18 Mai 2015
“Como se pode esperar um bom resultado desse processo socioeducativo tão deficiente? É claro que não virá”. A frase do promotor de justiça Tiago de Toledo Rodrigues resume a situação nas unidades da Fundação Casa, responsável pela ressocialização de menores infratores de São Paulo. O diagnóstico do promotor da Infância e Juventude da capital paulista é feito com base em uma investigação de oito meses do MP, que mostra um cenário de superlotação, internações curtas e alto índice de reincidência entre os menores.
A reportagem é de Renan Truffi, publicada por CartaCapital, 14-05-2015.
O relatório, ao qual CartaCapital teve acesso, vem a público em meio ao avanço da pauta da redução da maioridade penal no Congresso e ajuda a fazer um retrato da situação brasileira.

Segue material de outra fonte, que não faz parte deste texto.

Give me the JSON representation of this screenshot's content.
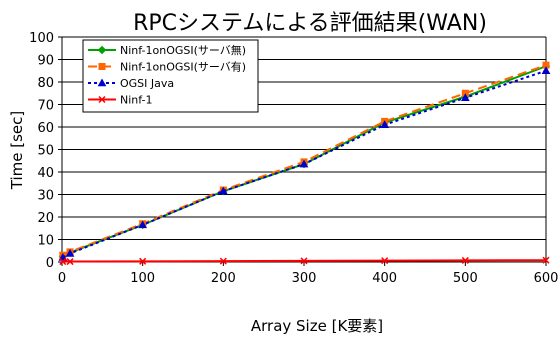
{
  "chart_data": {
    "type": "line",
    "title": "RPCシステムによる評価結果(WAN)",
    "xlabel": "Array Size [K要素]",
    "ylabel": "Time [sec]",
    "xlim": [
      0,
      600
    ],
    "ylim": [
      0,
      100
    ],
    "x_ticks": [
      0,
      100,
      200,
      300,
      400,
      500,
      600
    ],
    "y_ticks": [
      0,
      10,
      20,
      30,
      40,
      50,
      60,
      70,
      80,
      90,
      100
    ],
    "grid": "horizontal",
    "legend_position": "top-left",
    "series": [
      {
        "name": "Ninf-1onOGSI(サーバ無)",
        "color": "#00a000",
        "marker": "diamond",
        "dash": "solid",
        "x": [
          1,
          10,
          100,
          200,
          300,
          400,
          500,
          600
        ],
        "y": [
          2.5,
          4.2,
          16.5,
          31.5,
          43.5,
          62,
          73.5,
          87
        ]
      },
      {
        "name": "Ninf-1onOGSI(サーバ有)",
        "color": "#ff6600",
        "marker": "square",
        "dash": "dashed",
        "x": [
          1,
          10,
          100,
          200,
          300,
          400,
          500,
          600
        ],
        "y": [
          3,
          4.5,
          17,
          32,
          44.5,
          62.5,
          75,
          87.5
        ]
      },
      {
        "name": "OGSI Java",
        "color": "#0000cc",
        "marker": "triangle",
        "dash": "dotted",
        "x": [
          1,
          10,
          100,
          200,
          300,
          400,
          500,
          600
        ],
        "y": [
          2,
          3.8,
          16.5,
          31.5,
          43.5,
          61,
          73,
          85
        ]
      },
      {
        "name": "Ninf-1",
        "color": "#ff0000",
        "marker": "x",
        "dash": "solid",
        "x": [
          1,
          10,
          100,
          200,
          300,
          400,
          500,
          600
        ],
        "y": [
          0.2,
          0.2,
          0.3,
          0.4,
          0.5,
          0.6,
          0.7,
          0.8
        ]
      }
    ]
  }
}
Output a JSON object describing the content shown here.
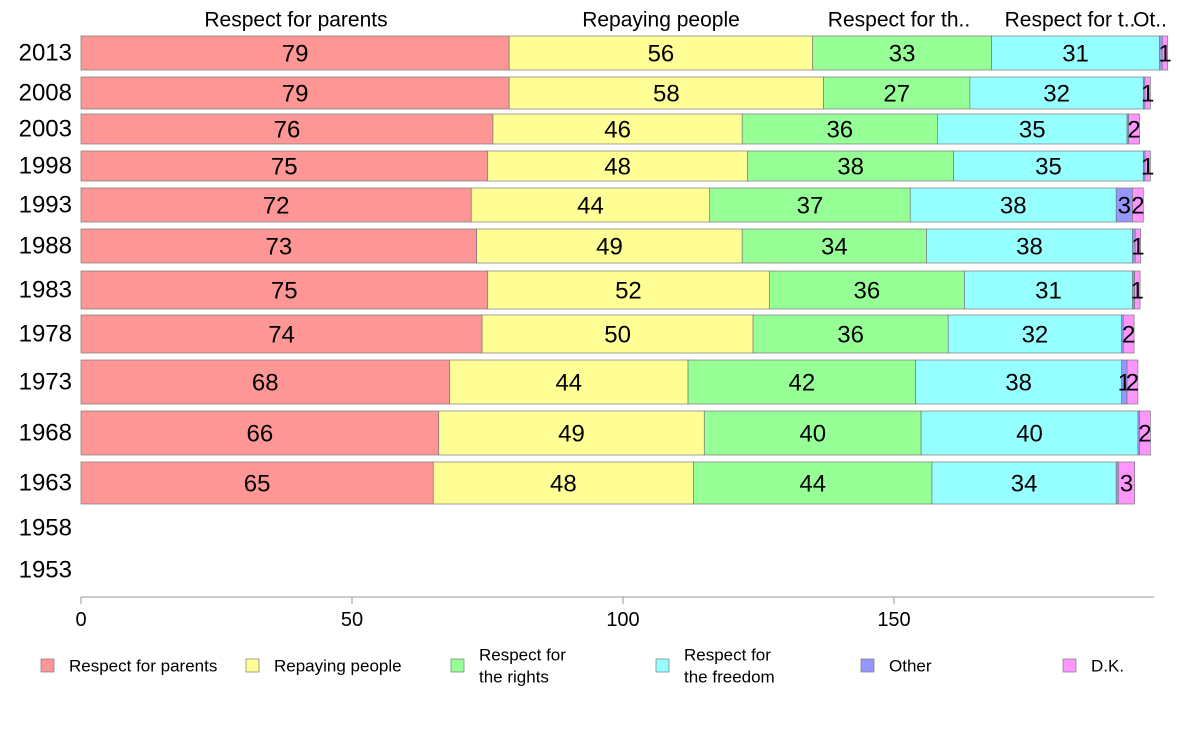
{
  "chart_data": {
    "type": "bar",
    "orientation": "horizontal",
    "stacked": true,
    "categories": [
      "2013",
      "2008",
      "2003",
      "1998",
      "1993",
      "1988",
      "1983",
      "1978",
      "1973",
      "1968",
      "1963",
      "1958",
      "1953"
    ],
    "series": [
      {
        "name": "Respect for parents",
        "color": "#FF9696",
        "values": [
          79,
          79,
          76,
          75,
          72,
          73,
          75,
          74,
          68,
          66,
          65,
          null,
          null
        ]
      },
      {
        "name": "Repaying people",
        "color": "#FFFF96",
        "values": [
          56,
          58,
          46,
          48,
          44,
          49,
          52,
          50,
          44,
          49,
          48,
          null,
          null
        ]
      },
      {
        "name": "Respect for the rights",
        "color": "#96FF96",
        "values": [
          33,
          27,
          36,
          38,
          37,
          34,
          36,
          36,
          42,
          40,
          44,
          null,
          null
        ]
      },
      {
        "name": "Respect for the freedom",
        "color": "#96FFFF",
        "values": [
          31,
          32,
          35,
          35,
          38,
          38,
          31,
          32,
          38,
          40,
          34,
          null,
          null
        ]
      },
      {
        "name": "Other",
        "color": "#9696FF",
        "values": [
          0.5,
          0.3,
          0.3,
          0.3,
          3,
          0.5,
          0.4,
          0.3,
          1,
          0.3,
          0.4,
          null,
          null
        ]
      },
      {
        "name": "D.K.",
        "color": "#FF96FF",
        "values": [
          1,
          1,
          2,
          1,
          2,
          1,
          1,
          2,
          2,
          2,
          3,
          null,
          null
        ]
      }
    ],
    "x_ticks": [
      "0",
      "50",
      "100",
      "150"
    ],
    "xlim": [
      0,
      198
    ],
    "top_labels": [
      "Respect for parents",
      "Repaying people",
      "Respect for th..",
      "Respect for t..",
      "Ot.."
    ],
    "legend": {
      "placement": "bottom",
      "entries": [
        {
          "text": [
            "Respect for parents"
          ],
          "color": "#FF9696"
        },
        {
          "text": [
            "Repaying people"
          ],
          "color": "#FFFF96"
        },
        {
          "text": [
            "Respect for",
            "the rights"
          ],
          "color": "#96FF96"
        },
        {
          "text": [
            "Respect for",
            "the freedom"
          ],
          "color": "#96FFFF"
        },
        {
          "text": [
            "Other"
          ],
          "color": "#9696FF"
        },
        {
          "text": [
            "D.K."
          ],
          "color": "#FF96FF"
        }
      ]
    },
    "bar_labels": [
      [
        "79",
        "56",
        "33",
        "31",
        "",
        "1"
      ],
      [
        "79",
        "58",
        "27",
        "32",
        "",
        "1"
      ],
      [
        "76",
        "46",
        "36",
        "35",
        "",
        "2"
      ],
      [
        "75",
        "48",
        "38",
        "35",
        "",
        "1"
      ],
      [
        "72",
        "44",
        "37",
        "38",
        "3",
        "2"
      ],
      [
        "73",
        "49",
        "34",
        "38",
        "",
        "1"
      ],
      [
        "75",
        "52",
        "36",
        "31",
        "",
        "1"
      ],
      [
        "74",
        "50",
        "36",
        "32",
        "",
        "2"
      ],
      [
        "68",
        "44",
        "42",
        "38",
        "1",
        "2"
      ],
      [
        "66",
        "49",
        "40",
        "40",
        "",
        "2"
      ],
      [
        "65",
        "48",
        "44",
        "34",
        "",
        "3"
      ],
      [],
      []
    ]
  }
}
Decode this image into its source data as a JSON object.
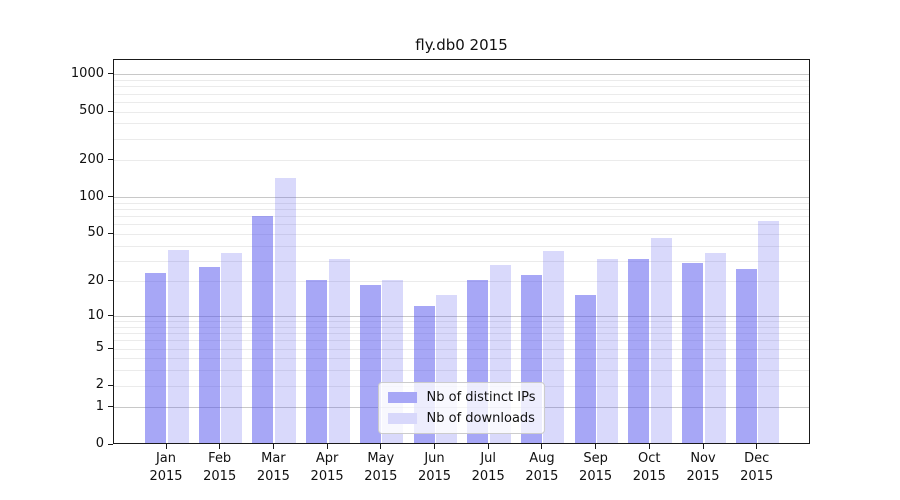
{
  "title": "fly.db0 2015",
  "colors": {
    "ips_bar": "rgba(80,80,238,0.5)",
    "downloads_bar": "rgba(80,80,238,0.22)",
    "ips_swatch": "#a7a7f6",
    "downloads_swatch": "#d8d8fb",
    "grid_major": "#c8c8c8",
    "grid_minor": "#ebebeb",
    "spine": "#1a1a1a"
  },
  "legend": {
    "position": "lower center"
  },
  "chart_data": {
    "type": "bar",
    "title": "fly.db0 2015",
    "categories": [
      "Jan",
      "Feb",
      "Mar",
      "Apr",
      "May",
      "Jun",
      "Jul",
      "Aug",
      "Sep",
      "Oct",
      "Nov",
      "Dec"
    ],
    "year": "2015",
    "series": [
      {
        "name": "Nb of distinct IPs",
        "values": [
          23,
          26,
          68,
          20,
          18,
          12,
          20,
          22,
          15,
          30,
          28,
          25
        ]
      },
      {
        "name": "Nb of downloads",
        "values": [
          36,
          34,
          140,
          30,
          20,
          15,
          27,
          35,
          30,
          45,
          34,
          62
        ]
      }
    ],
    "yscale": "log-like (position proportional to log10(1+x))",
    "y_ticks": [
      0,
      1,
      2,
      5,
      10,
      20,
      50,
      100,
      200,
      500,
      1000
    ],
    "ylim": [
      0,
      1000
    ],
    "grid": "on",
    "legend_position": "lower center"
  }
}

Mesmo sendo considerado o melhor estado do País pelo Conselho Nacional de Justiça (CNJ) na aplicação de medidas para adolescente, São Paulo tem uma situação precária na Fundação Casa, segundo avaliação do Ministério Público.

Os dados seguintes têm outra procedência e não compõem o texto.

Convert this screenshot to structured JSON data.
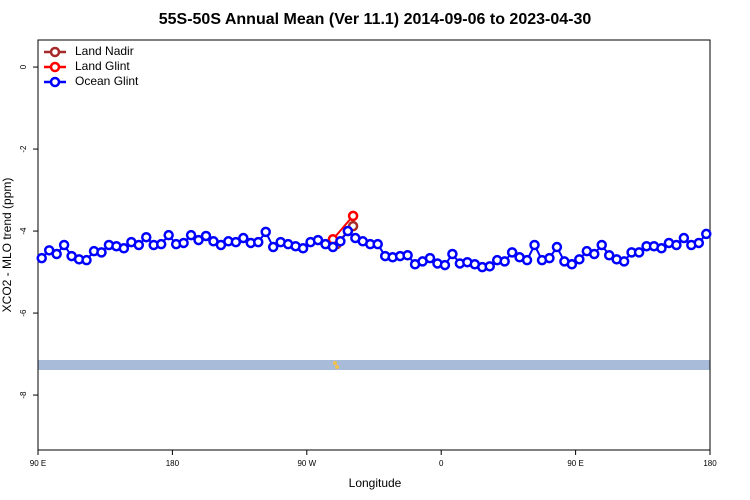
{
  "chart_data": {
    "type": "line",
    "title": "55S-50S Annual Mean (Ver 11.1)   2014-09-06 to 2023-04-30",
    "xlabel": "Longitude",
    "ylabel": "XCO2 - MLO trend (ppm)",
    "xlim": [
      90,
      540
    ],
    "ylim": [
      0.66,
      -9.34
    ],
    "xticks": [
      {
        "value": 90,
        "label": "90 E"
      },
      {
        "value": 180,
        "label": "180"
      },
      {
        "value": 270,
        "label": "90 W"
      },
      {
        "value": 360,
        "label": "0"
      },
      {
        "value": 450,
        "label": "90 E"
      },
      {
        "value": 540,
        "label": "180"
      }
    ],
    "yticks": [
      0,
      -2,
      -4,
      -6,
      -8
    ],
    "legend": "top-left",
    "series": [
      {
        "name": "Land Nadir",
        "color": "#a52a2a",
        "x": [
          290,
          297.5,
          301
        ],
        "values": [
          -4.32,
          -4.0,
          -3.88
        ]
      },
      {
        "name": "Land Glint",
        "color": "#ff0000",
        "x": [
          287.5,
          301
        ],
        "values": [
          -4.2,
          -3.63
        ]
      },
      {
        "name": "Ocean Glint",
        "color": "#0000ff",
        "x": [
          92.5,
          97.5,
          102.5,
          107.5,
          112.5,
          117.5,
          122.5,
          127.5,
          132.5,
          137.5,
          142.5,
          147.5,
          152.5,
          157.5,
          162.5,
          167.5,
          172.5,
          177.5,
          182.5,
          187.5,
          192.5,
          197.5,
          202.5,
          207.5,
          212.5,
          217.5,
          222.5,
          227.5,
          232.5,
          237.5,
          242.5,
          247.5,
          252.5,
          257.5,
          262.5,
          267.5,
          272.5,
          277.5,
          282.5,
          287.5,
          292.5,
          297.5,
          302.5,
          307.5,
          312.5,
          317.5,
          322.5,
          327.5,
          332.5,
          337.5,
          342.5,
          347.5,
          352.5,
          357.5,
          362.5,
          367.5,
          372.5,
          377.5,
          382.5,
          387.5,
          392.5,
          397.5,
          402.5,
          407.5,
          412.5,
          417.5,
          422.5,
          427.5,
          432.5,
          437.5,
          442.5,
          447.5,
          452.5,
          457.5,
          462.5,
          467.5,
          472.5,
          477.5,
          482.5,
          487.5,
          492.5,
          497.5,
          502.5,
          507.5,
          512.5,
          517.5,
          522.5,
          527.5,
          532.5,
          537.5
        ],
        "values": [
          -4.66,
          -4.47,
          -4.56,
          -4.34,
          -4.61,
          -4.69,
          -4.71,
          -4.49,
          -4.52,
          -4.34,
          -4.37,
          -4.42,
          -4.27,
          -4.34,
          -4.15,
          -4.34,
          -4.32,
          -4.1,
          -4.32,
          -4.29,
          -4.1,
          -4.22,
          -4.12,
          -4.25,
          -4.34,
          -4.25,
          -4.27,
          -4.17,
          -4.29,
          -4.27,
          -4.02,
          -4.39,
          -4.27,
          -4.32,
          -4.37,
          -4.42,
          -4.27,
          -4.22,
          -4.32,
          -4.39,
          -4.25,
          -4.0,
          -4.17,
          -4.25,
          -4.32,
          -4.32,
          -4.61,
          -4.64,
          -4.61,
          -4.59,
          -4.81,
          -4.74,
          -4.66,
          -4.79,
          -4.83,
          -4.56,
          -4.79,
          -4.76,
          -4.81,
          -4.88,
          -4.86,
          -4.71,
          -4.74,
          -4.52,
          -4.64,
          -4.71,
          -4.34,
          -4.71,
          -4.66,
          -4.39,
          -4.74,
          -4.81,
          -4.69,
          -4.49,
          -4.56,
          -4.34,
          -4.59,
          -4.69,
          -4.74,
          -4.52,
          -4.52,
          -4.37,
          -4.37,
          -4.42,
          -4.29,
          -4.34,
          -4.17,
          -4.34,
          -4.29,
          -4.07
        ]
      }
    ]
  }
}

Para Rodrigues, este cenário dificulta o debate a respeito da eficácia dos mecanismos que cuidam dos adolescentes infratores, o Estatuto da Criança e do Adolescente (ECA) e do Sistema Nacional de Atendimento Socioeducativo (Sinase). “Nós não podemos dizer que essas ferramentas à disposição da sociedade para o controle de criminalidade, de violência, manutenção da segurança e da paz não são eficientes", afirma. "Nós só podemos questionar os mecanismos que o ECA e o Sinase nos fornecem quando eles forem, de fato, postos a prova”, afirma.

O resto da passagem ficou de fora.